Rolf Chini, Moritz Hackstein and the team of astronomers track and catalog variable objects in the southern sky using an observatory in the Atacama Desert in Chile. The team makes multiple images of the night sky to find stars or systems that change in brightness. A variation could be the result of a planet passing in front of a star, which is then noted by the astronomers. Their work has led to the discovery of 50,000 variable objects. Their research was published in the journal Astronomical Notes.
The Milky Way is pretty large, up to 160,000 light-years wide, so the astronomers had to divide their view into 268 sections. In order to bring the photo to life, the team spent weeks figuring out how to set up the photo. The university created an interactive tool that lets users travel around the Milky Way from the comfort of their home. Users can zoom in to different points of interest using the search function. Because of the enormity of the image, the website may take a while to load or appear slightly buggy. Hitting refresh with some patience will lead to maximum enjoyment of the image.

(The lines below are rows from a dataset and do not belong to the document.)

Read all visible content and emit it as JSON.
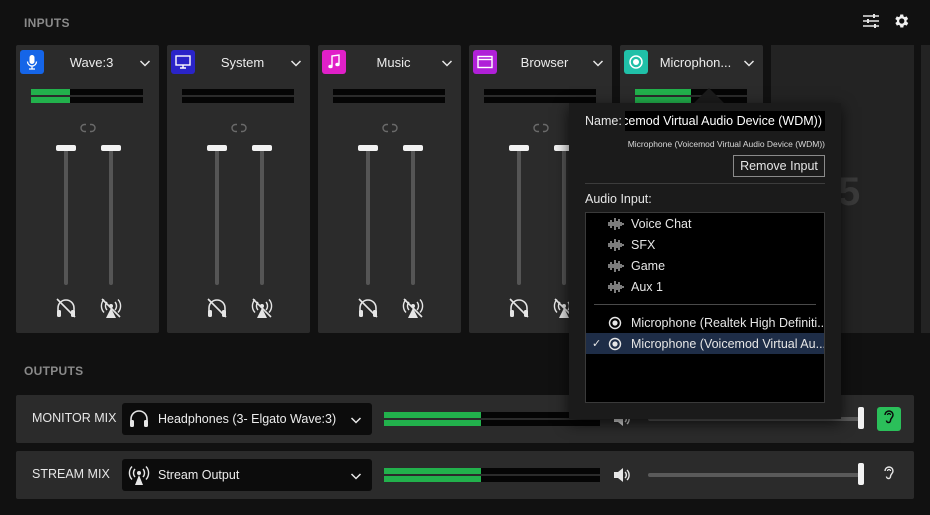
{
  "sections": {
    "inputs_title": "INPUTS",
    "outputs_title": "OUTPUTS"
  },
  "toolbar": {
    "mixer_settings_icon": "sliders-icon",
    "settings_icon": "gear-icon"
  },
  "channels": [
    {
      "name": "Wave:3",
      "icon": "microphone-icon",
      "color": "#1565e8",
      "meter_level": 0.35
    },
    {
      "name": "System",
      "icon": "monitor-icon",
      "color": "#2a24c8",
      "meter_level": 0
    },
    {
      "name": "Music",
      "icon": "music-note-icon",
      "color": "#e020c8",
      "meter_level": 0
    },
    {
      "name": "Browser",
      "icon": "browser-window-icon",
      "color": "#b020d8",
      "meter_level": 0
    },
    {
      "name": "Microphone (Voicemod Virtual Audio Device (WDM))",
      "display_name": "Microphon...",
      "icon": "record-icon",
      "color": "#20c0a8",
      "meter_level": 0.5
    }
  ],
  "popup": {
    "name_label": "Name:",
    "name_value": "Voicemod Virtual Audio Device (WDM))",
    "device_subtitle": "Microphone (Voicemod Virtual Audio Device (WDM))",
    "remove_button": "Remove Input",
    "audio_input_label": "Audio Input:",
    "virtual_inputs": [
      "Voice Chat",
      "SFX",
      "Game",
      "Aux 1"
    ],
    "devices": [
      "Microphone (Realtek High Definiti...",
      "Microphone (Voicemod Virtual Au..."
    ],
    "selected_device_index": 1
  },
  "outputs": [
    {
      "label": "MONITOR MIX",
      "device": "Headphones (3- Elgato Wave:3)",
      "device_icon": "headphones-icon",
      "meter_level": 0.45,
      "volume": 1.0,
      "listen_active": true
    },
    {
      "label": "STREAM MIX",
      "device": "Stream Output",
      "device_icon": "broadcast-icon",
      "meter_level": 0.45,
      "volume": 1.0,
      "listen_active": false
    }
  ],
  "colors": {
    "meter_green": "#22b14c",
    "listen_active": "#2bbf5a"
  }
}
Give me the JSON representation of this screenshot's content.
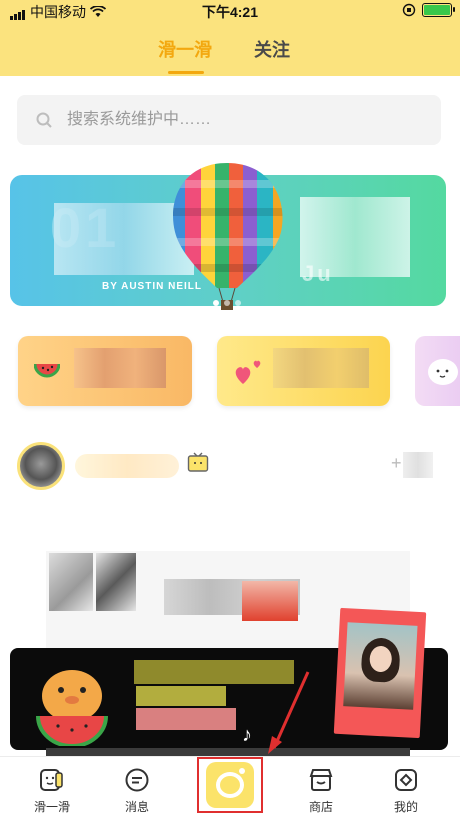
{
  "status_bar": {
    "carrier": "中国移动",
    "time": "下午4:21",
    "battery_level": 1.0,
    "battery_color": "#38c84a"
  },
  "header": {
    "tabs": [
      {
        "label": "滑一滑",
        "active": true
      },
      {
        "label": "关注",
        "active": false
      }
    ],
    "accent_color": "#f3a80f",
    "background": "#fbe37e"
  },
  "search": {
    "placeholder": "搜索系统维护中……",
    "icon": "search-icon"
  },
  "banner": {
    "credit": "BY AUSTIN NEILL",
    "partial_text": "Ju",
    "page_count": 3,
    "active_page": 1
  },
  "categories": [
    {
      "icon": "watermelon-icon",
      "color": "#f9b865"
    },
    {
      "icon": "hearts-icon",
      "color": "#fcd44f"
    },
    {
      "icon": "sticker-icon",
      "color": "#e8c8f2"
    }
  ],
  "promo": {
    "note_icon": "music-note-icon"
  },
  "tabbar": {
    "items": [
      {
        "label": "滑一滑",
        "icon": "swipe-icon"
      },
      {
        "label": "消息",
        "icon": "message-icon"
      },
      {
        "label": "",
        "icon": "camera-icon",
        "highlighted": true
      },
      {
        "label": "商店",
        "icon": "store-icon"
      },
      {
        "label": "我的",
        "icon": "profile-icon"
      }
    ],
    "highlight_color": "#e02f2f"
  }
}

The new image dwarfs the largest photo ever taken by the Hubble Space Telescope. Hubble released an image of the Andromeda Galaxy in January that featured more than 100 million stars; it had 1.5 billion pixels. "You would need more than 600 HD television screens to display the whole image," a press release noted. If that number is accurate, one would need 18,400 HD televisions to view the latest image of the Milky Way.